Tu es pour moi l’âme et le monde

Tu es pour moi l’âme et le monde. Que ferais-je de l’âme et du monde ?

Tu es pour moi un trésor répandu. Que ferais-je du gain et de la perte ?

Un temps je suis l’ami du vin, un temps l’ami des viandes grillées.

Puisqu’en ce cycle je suis en ruine, que ferais-je du cycle du temps ?

Par toute gent je suis effrayé, de tous je me suis libéré.

Ni ne me cache, ni ne me montre : que ferais-je de l’être et du lieu ?

De m’unir à toi je suis ivre, je n’ai en tête aucune créature.

Puisque pour toi je suis la proie et le gibier, que ferais-je de la flèche et de l’arc ?

Puisque je me trouve au profond du ruisseau, puisque je coule, pourquoi chercherais-je de l’eau ?

Que pouvoir dire, que dirais-je de ce ruisseau qui coule ?

Puisque j’ai délaissé l’existence, pourquoi porter la charge de la montagne ?

Puisque pour moi le loup est devenu berger, pourquoi supporter la caresse du berger ?

Quel bien est-ce d’aimer ! Quelle ivresse ! Car la coupe est au creux de la main !

Heureux l’endroit où tu te tiens, bonheur cela pour les yeux de l’âme.

Par toi chaque molécule est un monde, par toi chaque goutte est comme une âme

Car celui qui de toi a trouvé signe, que ferait-il du nom et du signe ?

Le pays de la perle parfaite est au fond de la mer des réalités effectives.

Lorsqu’il faut plonger tête la première, que ferais-je des pieds et de leur course ?

Par l’arme de ton unité, tu nous as coupé le chemin vers toi,

Tout mon linge tu as pris. Que donnerais-je à toi qui perçois le tribut ?

Par la beauté, semblable à la lune éclatante, par la courbe de la boucle enroulée

Mon cœur est devenu léger. Âme ! Donne cette lourde coupe !

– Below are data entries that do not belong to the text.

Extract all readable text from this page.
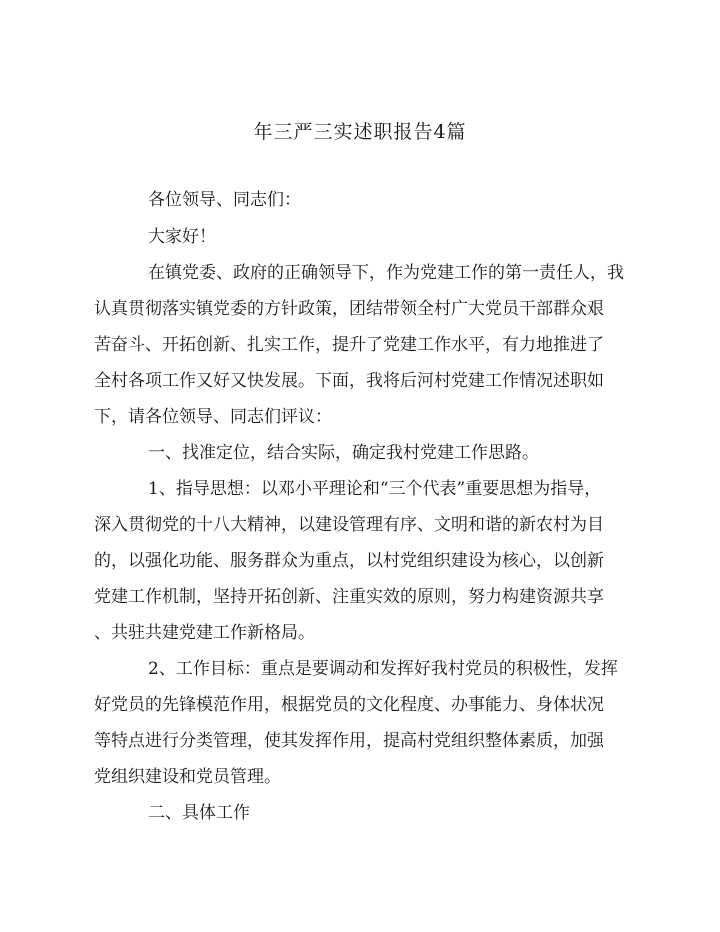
年三严三实述职报告4篇
各位领导、同志们：
大家好！
在镇党委、政府的正确领导下，作为党建工作的第一责任人，我
认真贯彻落实镇党委的方针政策，团结带领全村广大党员干部群众艰
苦奋斗、开拓创新、扎实工作，提升了党建工作水平，有力地推进了
全村各项工作又好又快发展。下面，我将后河村党建工作情况述职如
下，请各位领导、同志们评议：
一、找准定位，结合实际，确定我村党建工作思路。
1、指导思想：以邓小平理论和“三个代表”重要思想为指导，
深入贯彻党的十八大精神，以建设管理有序、文明和谐的新农村为目
的，以强化功能、服务群众为重点，以村党组织建设为核心，以创新
党建工作机制，坚持开拓创新、注重实效的原则，努力构建资源共享
、共驻共建党建工作新格局。
2、工作目标：重点是要调动和发挥好我村党员的积极性，发挥
好党员的先锋模范作用，根据党员的文化程度、办事能力、身体状况
等特点进行分类管理，使其发挥作用，提高村党组织整体素质，加强
党组织建设和党员管理。
二、具体工作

Ne vois pas le chagrin et le malheur, mais vois l’amour et l’amitié.

Ne vois pas la violence et l’injustice, ne vois que ceux qui voient.

Donne au chagrin le nom de douceur, fais joie le chagrin et la douleur.

Demande aussi à ce bien la joie, la sûreté, la paix.

Demande la sûreté et la paix. Choisis les ermites

Écoute ceux qui ouvrent la voie et n’ouvre pas la voie aux paroles.